The nurse is caring for a client who is two days postoperative following a right femoral popliteal bypass surgery. The client reports worsening pain, and the assessment showed swelling and ecchymosis at the incision sites. The nurse should initially
- A. Apply pressure to sites with sandbag
- B. Palpate pedal pulses
- C. Assess for signs of claudication
- D. Apply warm compress to incision sites
Correct Answer: B
Rationale: Worsening pain, swelling, and ecchymosis at the incision sites suggest possible complications such as hematoma or compromised vascular flow. Palpating pedal pulses is the priority to assess the patency of the bypass graft and ensure adequate distal perfusion. Applying pressure or warm compresses could exacerbate bleeding or swelling, and claudication assessment is less urgent than confirming vascular integrity.

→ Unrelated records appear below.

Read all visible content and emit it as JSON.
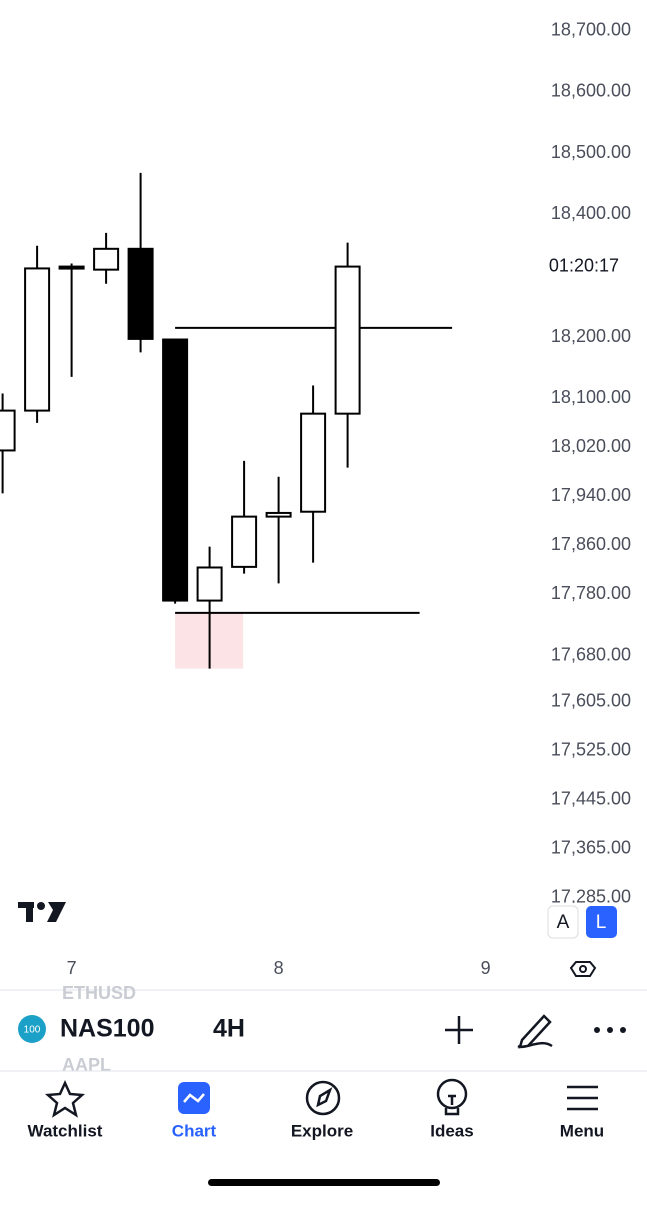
{
  "chart_data": {
    "type": "candlestick",
    "categories": [
      null,
      null,
      "7",
      null,
      null,
      null,
      null,
      null,
      "8",
      null,
      null,
      null,
      null,
      null,
      "9"
    ],
    "open": [
      18015,
      18080,
      18312,
      18310,
      18344,
      18196,
      17770,
      17825,
      17907,
      17915,
      18075,
      null,
      null,
      null,
      null
    ],
    "high": [
      18108,
      18349,
      18320,
      18370,
      18468,
      18197,
      17858,
      17998,
      17972,
      18121,
      18354,
      null,
      null,
      null,
      null
    ],
    "low": [
      17945,
      18060,
      18135,
      18287,
      18175,
      17765,
      17659,
      17814,
      17798,
      17832,
      17987,
      null,
      null,
      null,
      null
    ],
    "close": [
      18080,
      18312,
      18315,
      18344,
      18197,
      17770,
      17824,
      17907,
      17913,
      18075,
      18315,
      null,
      null,
      null,
      null
    ],
    "up_color": "#ffffff",
    "down_color": "#000000",
    "levels": [
      18215,
      17750
    ],
    "zone": [
      17659,
      17750
    ],
    "zone_color": "#fbe3e6",
    "countdown": "01:20:17",
    "ylim": [
      17270,
      18750
    ],
    "yticks": [
      {
        "value": 18700,
        "label": "18,700.00"
      },
      {
        "value": 18600,
        "label": "18,600.00"
      },
      {
        "value": 18500,
        "label": "18,500.00"
      },
      {
        "value": 18400,
        "label": "18,400.00"
      },
      {
        "value": 18200,
        "label": "18,200.00"
      },
      {
        "value": 18100,
        "label": "18,100.00"
      },
      {
        "value": 18020,
        "label": "18,020.00"
      },
      {
        "value": 17940,
        "label": "17,940.00"
      },
      {
        "value": 17860,
        "label": "17,860.00"
      },
      {
        "value": 17780,
        "label": "17,780.00"
      },
      {
        "value": 17680,
        "label": "17,680.00"
      },
      {
        "value": 17605,
        "label": "17,605.00"
      },
      {
        "value": 17525,
        "label": "17,525.00"
      },
      {
        "value": 17445,
        "label": "17,445.00"
      },
      {
        "value": 17365,
        "label": "17,365.00"
      },
      {
        "value": 17285,
        "label": "17,285.00"
      }
    ]
  },
  "ui": {
    "scale_buttons": [
      "A",
      "L"
    ],
    "symbol_badge": "100",
    "symbol": "NAS100",
    "interval": "4H",
    "faded_symbols": [
      "ETHUSD",
      "AAPL"
    ],
    "tabs": [
      "Watchlist",
      "Chart",
      "Explore",
      "Ideas",
      "Menu"
    ]
  }
}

The nurse observes a patient walking to the bathroom with a stooped gait, facial grimacing, and gasping sounds. Which of the following should the nurse assess in the patient?
- A. Pain
- B. Anxiety
- C. Depression
- D. Fluid volume deficit
Correct Answer: A
Rationale: Stooped gait, grimacing, and gasping suggest pain, requiring immediate assessment. Anxiety, depression, or fluid deficit are less likely based on these signs.